Все смерти генсеков я прожила равнодушно. Начиная с диалога с тогдашним мужем: "Ты тут сидишь и ничего не знаешь" - "Ой, ну что там у них может быть нового, Брежнев, что ли, помер?". И впрямь оказалось, помер.

В день брежневских похорон я стояла в огромной очереди в ломбард на Петроградской, сдавала обручальное кольцо (с тех пор у меня нет обручальных колец, выкупить тогда не смогла, ну и фиг с ним, решила). Ломбарды были адским, унизительным заведением. На очередь убивался целый день, каждые пару часов были технические перерывы, потом обеденный, а в связи с этими похоронами еще и всесоюзная 5-минутная траурная пауза. А очередь стоит на улице под моросящим дождем. Потому что люди, которым нечего жрать, закладывают жалкое золотишко, и деваться некуда. Один мужик сходил домой, рядом жил, телевизор глянул и сообщил очереди: "Тьфу,б.., у них и хоронить-то не умеют, гроб уронили, а ты тут торчи з-за него под дождем".

Когда умер Андропов, я заметила это по музыке в радиоточке. Я в те времена была замученной молодой мамой в коммунальной квартире и все делала под радио, ленинградское радио бесило меньше, чем общесоветский телевизор, по которому я смотрела только футбол. По радио же было приличное литературное произношение, неплохие радиоспектакли и детские передачи. Ну и новости. А когда политбюристов (не только генсеков) хоронили, было много классической музыки. И это мне нравилось.

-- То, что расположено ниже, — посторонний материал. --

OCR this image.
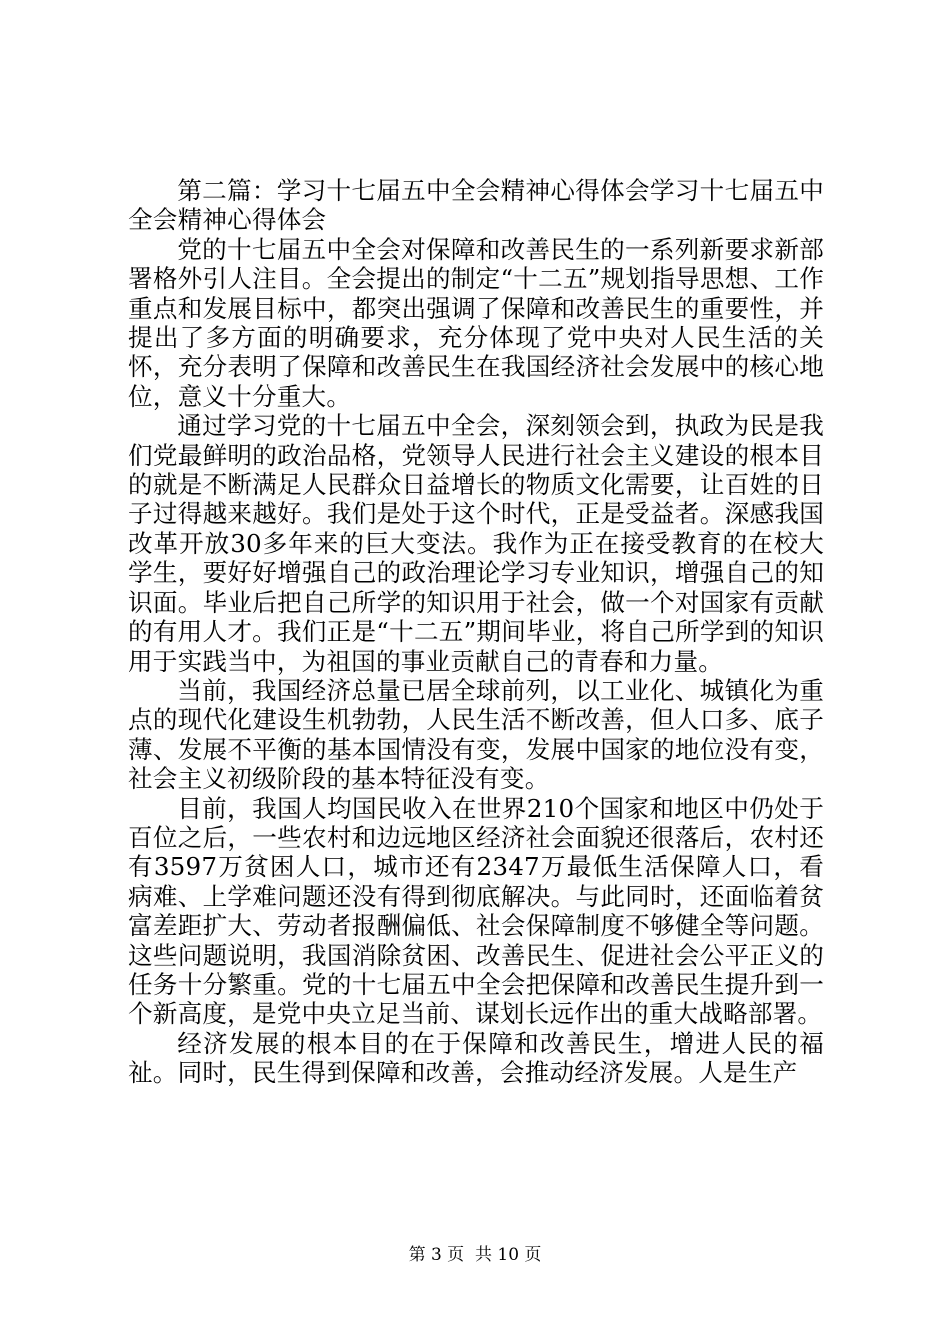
第二篇：学习十七届五中全会精神心得体会学习十七届五中全会精神心得体会

党的十七届五中全会对保障和改善民生的一系列新要求新部署格外引人注目。全会提出的制定“十二五”规划指导思想、工作重点和发展目标中，都突出强调了保障和改善民生的重要性，并提出了多方面的明确要求，充分体现了党中央对人民生活的关怀，充分表明了保障和改善民生在我国经济社会发展中的核心地位，意义十分重大。

通过学习党的十七届五中全会，深刻领会到，执政为民是我们党最鲜明的政治品格，党领导人民进行社会主义建设的根本目的就是不断满足人民群众日益增长的物质文化需要，让百姓的日子过得越来越好。我们是处于这个时代，正是受益者。深感我国改革开放30多年来的巨大变法。我作为正在接受教育的在校大学生，要好好增强自己的政治理论学习专业知识，增强自己的知识面。毕业后把自己所学的知识用于社会，做一个对国家有贡献的有用人才。我们正是“十二五”期间毕业，将自己所学到的知识用于实践当中，为祖国的事业贡献自己的青春和力量。

当前，我国经济总量已居全球前列，以工业化、城镇化为重点的现代化建设生机勃勃，人民生活不断改善，但人口多、底子薄、发展不平衡的基本国情没有变，发展中国家的地位没有变，社会主义初级阶段的基本特征没有变。

目前，我国人均国民收入在世界210个国家和地区中仍处于百位之后，一些农村和边远地区经济社会面貌还很落后，农村还有3597万贫困人口，城市还有2347万最低生活保障人口，看病难、上学难问题还没有得到彻底解决。与此同时，还面临着贫富差距扩大、劳动者报酬偏低、社会保障制度不够健全等问题。这些问题说明，我国消除贫困、改善民生、促进社会公平正义的任务十分繁重。党的十七届五中全会把保障和改善民生提升到一个新高度，是党中央立足当前、谋划长远作出的重大战略部署。

经济发展的根本目的在于保障和改善民生，增进人民的福祉。同时，民生得到保障和改善，会推动经济发展。人是生产

第 3 页  共 10 页
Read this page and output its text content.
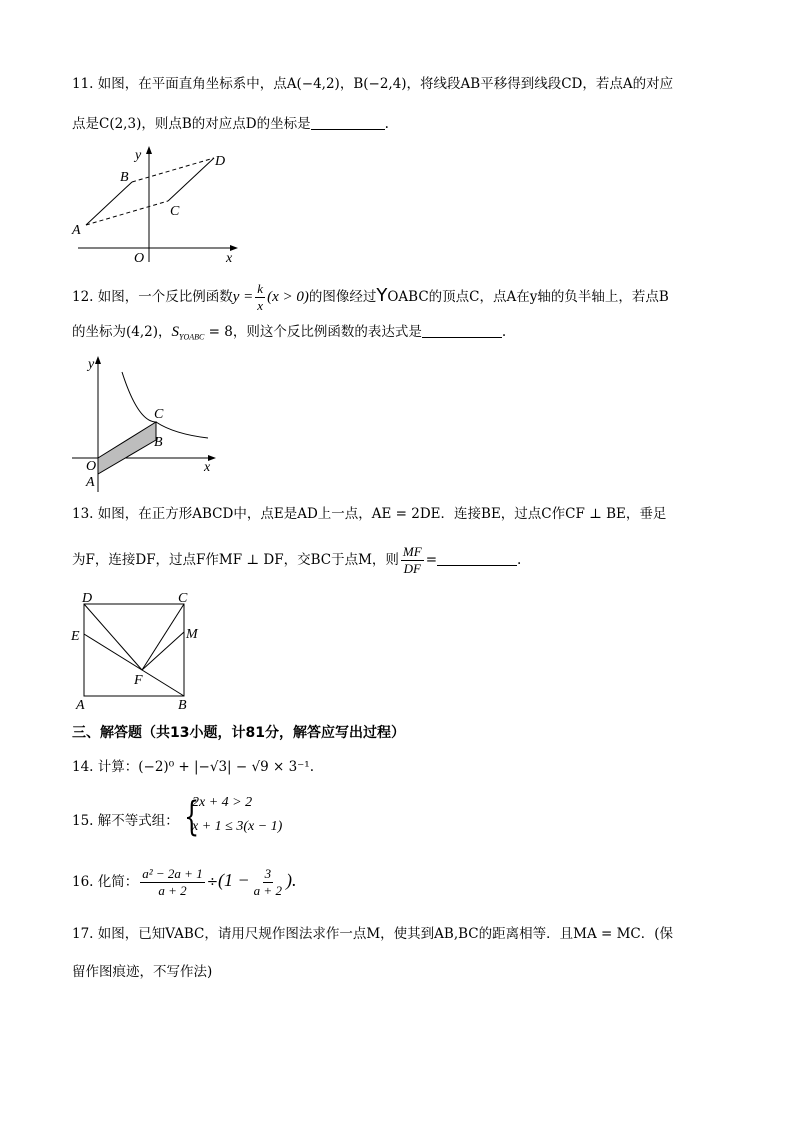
11. 如图，在平面直角坐标系中，点A(−4,2)，B(−2,4)，将线段AB平移得到线段CD，若点A的对应
点是C(2,3)，则点B的对应点D的坐标是	.
y
x
O
A
B
C
D
12. 如图，一个反比例函数$y = \frac{k}{x} (x > 0)$的图像经过YOABC的顶点C，点A在y轴的负半轴上，若点B
的坐标为(4,2)，$S_{YOABC} = 8$，则这个反比例函数的表达式是	.
y
x
O
A
B
C
13. 如图，在正方形ABCD中，点E是AD上一点，AE = 2DE．连接BE，过点C作CF ⊥ BE，垂足
为F，连接DF，过点F作MF ⊥ DF，交BC于点M，则 $\frac{MF}{DF}$ =	.
D	C
E	M
F
A	B
三、解答题（共13小题，计81分，解答应写出过程）
14. 计算：(−2)⁰ + |−√3| − √9 × 3⁻¹.
15. 解不等式组： {
2x + 4 > 2
x + 1 ≤ 3(x − 1)
16. 化简： $\frac{\text{a² − 2a + 1}}{a + 2} \div(1 - \frac{3}{a + 2}$ ).
17. 如图，已知VABC，请用尺规作图法求作一点M，使其到AB,BC的距离相等．且MA = MC．(保
留作图痕迹，不写作法)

О смерти Черненко мне утром сообщила однокурсница, сидевшая с ребенком на больничном, которой сообщила еще одна однокурсница, которая сидела с ребенком в декрете. Правительственное же сообщение прозвучало по радио значительно позже, в середине дня.

Через некоторое время я записываю в дневнике среди всякой рутины и лютой тоски: "К власти пришел Горбачев, ему 54, считается молодой, "тронная речь" почти пристойная, поглядим".

Потом был Чернобыль, потом мне было ни до чего, а надо было, хоть ты умирай от дикой черной боли, кормить и растить детей. Потом я пошла работать в клинику - в институт Поленова и заодно учиться на медсестру. Ветры перемен там в институте шастали в лице всяких парторгов и профоргов, которые в основном мешали нам, в том числе и беспартийным (вроде меня), работать, а работа была тяжелая, отделение хирургии сосудов головного мозга. Время от времени меня просят почитать тогдашнее ироническое стихотворение, по мне довольно мрачное):

Без пятнадцати три

Перестройка, ремонт, хозрасчет,

Дождь идет и метели метут -

На себя все стихии влечет

 

В центре города наш институт.

Как-то раз в довершение бед

Отключали электрики свет.

С той поры, сколько раз ни смотри,

 

На часах без пятнадцати три.

Погасили, зажгли фонари -

На часах без пятнадцати три.

План горит или план не горит -

Все равно без пятнадцати три.

 

С этой самой фатальной поры

Удивляется всяк новичок:

Все гадают - был ядерный взрыв

Или мощный подземный толчок?

 

Широка ты, родная страна,

Где-то полночь глуха и темна,

Где-то утренний трепет зари-

А у нас без пятнадцати три.

 

А вчера, без пятнадцати три,

Наш парторг, на собрание мчась,

Подбегает и мне говорит,

Что настал обновления час:

 

- Завтра будет научный доклад

О движеньи вперед и назад.

Не опаздывай, детка, смотри!

Приходи без пятнадцати три.

И только через несколько лет вдруг появилось очень смутное ощущение, что весь этот СССР, в том числе вместе с Горби (простите, поклонники - впрочем, и особо крупным извергом я его не считаю, по российским меркам так ваще), таки не вечен. И что можно к этому даже немножко приложить руку.